Adoção direcionada: o princípio da proteção integral do menor

O Princípio do Melhor Interesse da Criança e do Adolescente (também denominado de Princípio da Proteção Integral do Menor) está previsto na Constituição Federal no caput do artigo 227, o qual determina que:

“É dever da família, da sociedade e do Estado assegurar à criança, ao adolescente e ao jovem, com absoluta prioridade, o direito à vida, à saúde, à alimentação, à educação, ao lazer, à profissionalização, à cultura, à dignidade, ao respeito, à liberdade e à convivência familiar e comunitária, além de colocá-los a salvo de toda forma de negligência, discriminação, exploração, violência, crueldade e opressão.″

O referido Princípio Constitucional também encontra previsão expressa no inciso IV, art. 100 do Estatuto da Criança e o Adolescentes-ECA, ele deve balizar todas as decisões concernentes à vida do menor, e o Estado deve ser o seu garantidor, tal como fora dito no artigo de nossa autoria, publicado neste Portal no dia 05/12/2019 intitulado “Guarda de Menor a Terceiros: Benefícios e Possibilidades”, vale conferir:

IV – interesse superior da criança e do adolescente: a intervenção deve atender prioritariamente aos interesses e direitos da criança e do adolescente, sem prejuízo da consideração que for devida a outros interesses legítimos no âmbito da pluralidade dos interesses presentes no caso concreto; (Incluído pela Lei nº 12.010, de 2009)

Segundo a Carta Magna e o Estatuto da Criança e do Adolescente-ECA, toda criança tem o direito de ser criada em seu círculo familiar, tal direito tem como finalidade resguardar o seu crescimento saudável e protegido de todo e qualquer tipo de negligência e exploração.

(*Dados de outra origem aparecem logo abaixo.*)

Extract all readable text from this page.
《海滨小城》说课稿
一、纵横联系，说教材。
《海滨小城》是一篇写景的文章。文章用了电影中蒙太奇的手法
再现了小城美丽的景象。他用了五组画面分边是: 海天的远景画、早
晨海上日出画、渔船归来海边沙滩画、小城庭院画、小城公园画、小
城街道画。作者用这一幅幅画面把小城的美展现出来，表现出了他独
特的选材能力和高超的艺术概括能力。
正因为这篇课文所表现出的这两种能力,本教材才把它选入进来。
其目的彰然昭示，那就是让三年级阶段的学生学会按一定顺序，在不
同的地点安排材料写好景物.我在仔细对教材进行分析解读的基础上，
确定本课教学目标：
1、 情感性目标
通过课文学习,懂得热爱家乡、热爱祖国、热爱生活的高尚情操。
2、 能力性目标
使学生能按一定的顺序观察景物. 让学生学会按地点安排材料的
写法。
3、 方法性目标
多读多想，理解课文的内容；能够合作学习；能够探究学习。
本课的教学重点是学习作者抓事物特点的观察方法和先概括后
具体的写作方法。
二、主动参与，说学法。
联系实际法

Porém, ante os sinais de riscos ao seu desenvolvimento, a atual legislação prevê medidas de proteção (art. 98 a 102 do ECA), inclusive com a previsão da sua colocação em família adotiva, tal como se verifica no artigo 100, inciso X:

X – prevalência da família: na promoção de direitos e na proteção da criança e do adolescente deve ser dada prevalência às medidas que os mantenham ou reintegrem na sua família natural ou extensa ou, se isso não for possível, que promovam a sua integração em família adotiva; (Redação dada pela Lei nº 13.509, de 2017)

No tocante à adoção, trata-se de uma prática bastante antiga, tal instituto tem sofrido mutações nos diplomas legais, e nas civilizações em geral, com registros conhecidos desde os tempos bíblicos, no Velho Testamento, por exemplo, tal como o relato do bebê Moisés encontrado numa cesta de vime, pela filha do faraó do Egito (Bíblia Sagrada, Livro de Êxodo capítulo 02). Ou ainda, aduz o relato bíblico acerca da hebreia Hadassa que foi adotada pelo seu primo, Mardoqueu ou Mordecai, e essa veio a se tornar a Rainha Ester (Livro de Ester Bíblia Sagrada). 

No tocante à legislação nacional, a Lei nº 8.069 de 13 de Julho de 1990, que dispõe sobre o Estatuto da Criança e do Adolescente, em seu artigo 39, §1º e §3° asseguram que a adoção é uma medida que deve ocorrer quando esgotadas as possibilidades da manutenção do menor na família natural ou extensa, e aduz que, em havendo conflitos de interesses do adotando e de outros sujeitos, devem prevalecer os direitos e interesses do adotando, como se verifica a seguir:

Art. 39. A adoção de criança e de adolescente reger-se-á segundo o disposto nesta Lei.

§ 1 o A adoção é medida excepcional e irrevogável, à qual se deve recorrer apenas quando esgotados os recursos de manutenção da criança ou adolescente na família natural ou extensa, na forma do parágrafo único do art. 25 desta Lei. (Incluído pela Lei nº 12.010, de 2009)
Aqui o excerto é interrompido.